AE: Do you live in LA?
BT:
I’m based in London, but I come to Los Angeles during the shows. While I’m filming, I stay here. I’d love to get a place here, but it’s been so busy – I haven’t actually had the time.

AE: What’s been the biggest surprise of the new season so far of the contestants?
BT:
Just of the stars? I think Jason [Taylor]. For me Jason was really a great surprise because we had kind of great big guys before like Clyde [Drexler] and they didn’t quite work. But I mean Jason, 6 feet-four, incredibly elegant, so sharp, so musical. I never thought he was going to be so good.

AE: He was amazing doing that mambo.
BT:
He was right on it, and his musicality – he’s always on the right beat. Never missed a musical nuance. Sexy.

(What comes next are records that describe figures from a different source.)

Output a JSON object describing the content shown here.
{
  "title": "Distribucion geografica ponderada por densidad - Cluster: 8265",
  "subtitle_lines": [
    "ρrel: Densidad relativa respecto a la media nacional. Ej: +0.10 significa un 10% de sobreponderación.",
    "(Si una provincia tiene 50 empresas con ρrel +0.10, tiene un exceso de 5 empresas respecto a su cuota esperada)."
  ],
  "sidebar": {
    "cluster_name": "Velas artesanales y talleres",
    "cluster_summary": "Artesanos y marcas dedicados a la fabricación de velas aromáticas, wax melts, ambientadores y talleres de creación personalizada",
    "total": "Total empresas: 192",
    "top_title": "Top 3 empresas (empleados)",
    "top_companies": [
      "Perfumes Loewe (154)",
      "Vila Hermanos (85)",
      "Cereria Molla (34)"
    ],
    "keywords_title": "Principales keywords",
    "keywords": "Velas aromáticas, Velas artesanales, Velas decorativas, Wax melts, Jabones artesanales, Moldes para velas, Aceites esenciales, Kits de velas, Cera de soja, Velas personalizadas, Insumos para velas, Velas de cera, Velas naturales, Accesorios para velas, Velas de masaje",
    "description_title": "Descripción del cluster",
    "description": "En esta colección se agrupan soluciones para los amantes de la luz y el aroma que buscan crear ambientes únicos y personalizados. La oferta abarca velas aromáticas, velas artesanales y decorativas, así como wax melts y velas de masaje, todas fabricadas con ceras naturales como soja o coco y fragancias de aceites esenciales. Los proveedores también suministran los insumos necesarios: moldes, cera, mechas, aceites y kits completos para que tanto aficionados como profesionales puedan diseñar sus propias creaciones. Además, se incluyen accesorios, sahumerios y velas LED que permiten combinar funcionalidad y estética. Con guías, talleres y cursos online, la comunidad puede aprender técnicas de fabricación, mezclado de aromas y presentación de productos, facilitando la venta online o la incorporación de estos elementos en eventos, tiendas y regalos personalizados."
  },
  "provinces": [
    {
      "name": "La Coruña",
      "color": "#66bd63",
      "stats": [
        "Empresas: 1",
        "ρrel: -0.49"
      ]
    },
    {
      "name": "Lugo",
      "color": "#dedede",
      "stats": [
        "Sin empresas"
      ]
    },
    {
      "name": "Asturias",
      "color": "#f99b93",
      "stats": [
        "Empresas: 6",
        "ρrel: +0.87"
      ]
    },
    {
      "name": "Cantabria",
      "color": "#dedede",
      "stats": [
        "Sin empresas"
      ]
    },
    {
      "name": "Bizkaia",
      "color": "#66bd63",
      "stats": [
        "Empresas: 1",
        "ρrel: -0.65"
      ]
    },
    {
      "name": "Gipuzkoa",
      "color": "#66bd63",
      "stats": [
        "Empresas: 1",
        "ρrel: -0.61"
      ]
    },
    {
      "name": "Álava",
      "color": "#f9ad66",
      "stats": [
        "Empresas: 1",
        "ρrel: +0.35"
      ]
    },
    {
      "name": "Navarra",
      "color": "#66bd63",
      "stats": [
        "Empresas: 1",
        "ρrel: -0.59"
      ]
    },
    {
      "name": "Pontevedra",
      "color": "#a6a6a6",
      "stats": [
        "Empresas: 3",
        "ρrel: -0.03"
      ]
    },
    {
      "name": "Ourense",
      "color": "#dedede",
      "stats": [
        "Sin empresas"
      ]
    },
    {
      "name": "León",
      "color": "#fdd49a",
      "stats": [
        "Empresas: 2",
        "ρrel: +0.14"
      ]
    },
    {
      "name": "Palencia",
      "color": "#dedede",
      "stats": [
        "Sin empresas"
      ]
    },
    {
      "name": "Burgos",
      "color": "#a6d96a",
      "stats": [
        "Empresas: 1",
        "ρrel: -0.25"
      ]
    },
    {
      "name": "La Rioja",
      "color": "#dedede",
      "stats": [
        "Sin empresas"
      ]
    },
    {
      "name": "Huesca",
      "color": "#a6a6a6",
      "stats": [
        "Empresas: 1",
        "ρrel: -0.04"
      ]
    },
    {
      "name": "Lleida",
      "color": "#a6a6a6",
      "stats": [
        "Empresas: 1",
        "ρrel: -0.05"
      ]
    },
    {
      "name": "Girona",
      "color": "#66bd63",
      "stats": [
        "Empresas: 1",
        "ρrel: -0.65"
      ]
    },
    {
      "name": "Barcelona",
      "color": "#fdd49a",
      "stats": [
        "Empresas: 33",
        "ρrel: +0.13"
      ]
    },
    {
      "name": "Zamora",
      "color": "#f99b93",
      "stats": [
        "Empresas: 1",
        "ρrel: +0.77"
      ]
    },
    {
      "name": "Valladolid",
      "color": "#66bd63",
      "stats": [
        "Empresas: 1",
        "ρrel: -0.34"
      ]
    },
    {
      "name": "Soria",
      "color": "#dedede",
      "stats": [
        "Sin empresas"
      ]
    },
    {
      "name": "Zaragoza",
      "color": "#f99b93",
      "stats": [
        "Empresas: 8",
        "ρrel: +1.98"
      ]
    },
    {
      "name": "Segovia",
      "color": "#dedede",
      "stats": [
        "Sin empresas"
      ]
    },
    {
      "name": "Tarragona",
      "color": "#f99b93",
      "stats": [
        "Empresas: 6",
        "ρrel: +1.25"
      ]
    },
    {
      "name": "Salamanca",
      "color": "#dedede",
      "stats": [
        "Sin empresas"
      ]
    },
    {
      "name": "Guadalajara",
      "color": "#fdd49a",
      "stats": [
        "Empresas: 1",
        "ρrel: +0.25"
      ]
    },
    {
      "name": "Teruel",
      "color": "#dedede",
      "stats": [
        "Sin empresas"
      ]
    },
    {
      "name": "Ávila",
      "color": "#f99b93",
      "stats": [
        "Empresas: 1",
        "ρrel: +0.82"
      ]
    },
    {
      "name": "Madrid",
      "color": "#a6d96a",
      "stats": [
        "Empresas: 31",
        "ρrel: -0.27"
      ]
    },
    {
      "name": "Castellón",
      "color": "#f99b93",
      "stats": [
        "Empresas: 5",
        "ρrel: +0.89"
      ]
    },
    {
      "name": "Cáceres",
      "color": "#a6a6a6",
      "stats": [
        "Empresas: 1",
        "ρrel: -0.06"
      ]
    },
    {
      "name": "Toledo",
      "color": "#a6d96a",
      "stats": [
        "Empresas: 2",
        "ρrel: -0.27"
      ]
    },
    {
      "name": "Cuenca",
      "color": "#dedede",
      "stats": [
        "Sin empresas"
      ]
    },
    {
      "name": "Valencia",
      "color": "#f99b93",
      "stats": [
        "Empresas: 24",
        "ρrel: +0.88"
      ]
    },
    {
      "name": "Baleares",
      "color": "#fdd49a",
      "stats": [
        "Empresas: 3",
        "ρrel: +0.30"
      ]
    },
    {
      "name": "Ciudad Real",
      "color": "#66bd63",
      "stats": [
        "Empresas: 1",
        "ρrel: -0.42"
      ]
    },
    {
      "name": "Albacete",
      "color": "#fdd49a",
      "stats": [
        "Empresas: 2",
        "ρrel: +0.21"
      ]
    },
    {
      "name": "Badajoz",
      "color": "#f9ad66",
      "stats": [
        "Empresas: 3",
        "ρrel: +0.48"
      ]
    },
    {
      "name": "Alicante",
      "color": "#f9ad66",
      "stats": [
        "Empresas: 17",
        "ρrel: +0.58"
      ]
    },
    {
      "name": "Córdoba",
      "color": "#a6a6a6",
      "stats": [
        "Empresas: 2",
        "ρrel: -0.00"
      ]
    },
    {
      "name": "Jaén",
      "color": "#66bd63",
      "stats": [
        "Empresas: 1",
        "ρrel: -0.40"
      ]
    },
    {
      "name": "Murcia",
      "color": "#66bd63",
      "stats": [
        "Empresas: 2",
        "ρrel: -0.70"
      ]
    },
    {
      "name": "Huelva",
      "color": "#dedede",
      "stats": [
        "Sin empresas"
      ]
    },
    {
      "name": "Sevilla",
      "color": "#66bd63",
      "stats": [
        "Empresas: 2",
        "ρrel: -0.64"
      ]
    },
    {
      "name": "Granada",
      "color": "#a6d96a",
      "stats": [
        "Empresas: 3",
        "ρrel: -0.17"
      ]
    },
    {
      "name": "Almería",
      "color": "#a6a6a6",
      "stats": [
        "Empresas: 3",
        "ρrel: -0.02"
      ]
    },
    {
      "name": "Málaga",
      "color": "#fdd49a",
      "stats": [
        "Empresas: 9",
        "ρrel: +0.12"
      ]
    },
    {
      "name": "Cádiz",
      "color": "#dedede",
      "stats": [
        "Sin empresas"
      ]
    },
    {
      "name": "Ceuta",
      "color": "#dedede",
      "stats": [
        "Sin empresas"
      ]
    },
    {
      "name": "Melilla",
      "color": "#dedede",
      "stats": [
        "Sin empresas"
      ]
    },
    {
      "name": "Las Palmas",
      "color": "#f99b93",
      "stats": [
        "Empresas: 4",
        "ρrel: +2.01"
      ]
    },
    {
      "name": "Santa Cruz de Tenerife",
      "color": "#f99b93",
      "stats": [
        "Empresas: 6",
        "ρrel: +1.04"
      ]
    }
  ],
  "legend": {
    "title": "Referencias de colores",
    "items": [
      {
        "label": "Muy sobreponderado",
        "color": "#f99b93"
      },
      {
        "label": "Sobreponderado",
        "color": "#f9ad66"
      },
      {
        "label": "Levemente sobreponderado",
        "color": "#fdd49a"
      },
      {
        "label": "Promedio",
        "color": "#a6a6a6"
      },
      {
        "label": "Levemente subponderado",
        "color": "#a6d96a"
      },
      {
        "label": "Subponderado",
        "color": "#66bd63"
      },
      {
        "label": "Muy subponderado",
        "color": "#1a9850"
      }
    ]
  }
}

Jason Taylor with dance partner, Edyta Sliwinska

Photo credit: ABC/Kelsey McNeal

AE: Gay fans of DWTS have been disappointed that so far there haven’t been any gay celebrities on the show. We spoke with Conrad Green and he said that you guys have considered having some openly gay participants. Do you know who was considered?
BT:
The thing with the judges, we don’t really know because it’s not my show. We are not part at all in the picking process and the casting process. It would be great, it would be welcomed, but we don’t actually know until everybody knows in the press.

AE: Which gay men do you know of who would do well, that you’d like to see compete?
BT:
I don’t actually know. You’d have to tell me!

AE: I’d like to see John Barrowman.
BT:
John Barrowman is too good! He’ll win. John Barrowman is a good friend. He’s amazing, but he’s too good because he’s done 27,000 musicals …

AE: It seems like there are more out gay celebrities in the UK.
BT:
The people are kind of relaxed about it. It’s kind of known, but it’s not a big deal. Like you have John, and there is Graham Norton. There are so many people on television, in the UK anyway, that have never been "in". So to be out, it doesn’t make any difference. It’s like people have always known, in a way.

AE: Has that surprised you that America is so different?
BT:
It doesn’t, but there is one thing about America, there is a very good thing about how the gay and lesbian organizations – they’re more kind of organized here. I think there is a very good sense of community and support. Especially if people have any problems and if they need help. Because when I went to the GLAAD awards last year, there is nothing like that in the UK. And how strong the community is, and how well funded it is and how much support it gets from people all over the entertainment industry, the business industry. I think there are the good and the bad in every situation, but I think America is a bigger country, so it has a much broader spectrum. You see what I mean?

AE: I just interviewed Graham Norton last week and he made the exact same observation. He said America was a lot of different countries. It’s so big that you can’t really define it.
BT:
It’s easy in the UK. The UK is a very small island; almost in London everybody knows everybody. But here you’ve got East Coast, West Coast and everything in between, from New York to San Francisco to Minneapolis. You can’t generalize, but I think – I’ve been coming here since the 70s and I’ve seen 70s, 80s, 90s changes, and I think what they’ve done – it’s quite amazing, the organization here of the gay and lesbian movement has been much, much more efficient than in the UK.

I think everything came from here, from Stonewall, and I think they’ve been amazing. I mean, as I say, I can’t believe the GLAAD awards – what a fantastic event! And how great bringing people together and organized. Obviously I think there should become a point, in an ideal world, being a child of the 70s, I think there should be a point where you should be totally irrelevant, your sexuality, race, or orientation should become like the color of your hair, but I think there’s a few years before we get to that.